Support Questions
Find answers, ask questions, and share your expertise

HiveWarehouseConnector: getting incomplete results in Spark

HiveWarehouseConnector: getting incomplete results in Spark

New Contributor

Hi,

I am using the HiveWarehouseConnector on a HDP 3.0.1 cluster running 3 LLAP daemons.

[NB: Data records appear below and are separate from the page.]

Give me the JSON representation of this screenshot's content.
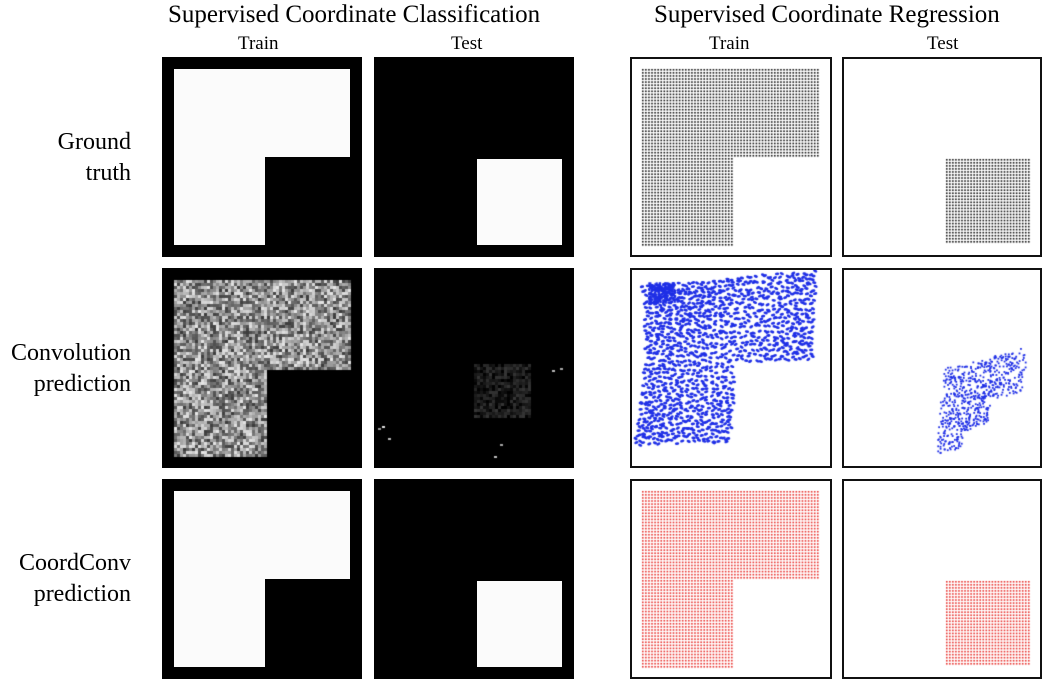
{
  "sections": {
    "classification_title": "Supervised Coordinate Classification",
    "regression_title": "Supervised Coordinate Regression"
  },
  "columns": {
    "cls_train": "Train",
    "cls_test": "Test",
    "reg_train": "Train",
    "reg_test": "Test"
  },
  "rows": {
    "ground_truth": "Ground\ntruth",
    "convolution": "Convolution\nprediction",
    "coordconv": "CoordConv\nprediction"
  },
  "colors": {
    "ground_truth_points": "#111111",
    "convolution_points": "#1f2fe6",
    "coordconv_points": "#e8322e",
    "mask_fill": "#fbfbfb",
    "mask_background": "#000000"
  }
}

For the same groupBy + count query, I have inconsistent results from Hive and Spark (Hive giving the right result):

Request executed on the Hive side gives the right result:

from pyspark_llap import HiveWarehouseSession

hive = HiveWarehouseSession.session(spark).build()
analysis_types = hive.executeQuery(
    'select value, count(*) as nb '
    'from dev.table1 '
    'group by value')
z.show(analysis_types)
# Results
+------+------+
| value|    nb|
+------+------+
|value1| 45868|
|value2|  2924|
|value3|    40|
|value4|240317|
|value5| 45900|
+------+------+

Request executed on the Spark side (DataFrame) gives an incomplete false result:

hive.table('dev.trc_result_orc').groupBy('analysis_type').count().show()
# Result
+------+------+
| value|    nb|
+------+------+
|value1| 27362|
|value2|  1311|
|value3|    36|
|value4|189600|
|value5| 36252|
+------+------+


It seems to me that Spark is using some kind of cached/approximate result. Is it the case? If so how to force Spark to fully execute the query?

Thanks

1 REPLY 1

Re: HiveWarehouseConnector: getting incomplete results in Spark

Explorer

what data type is the nb column?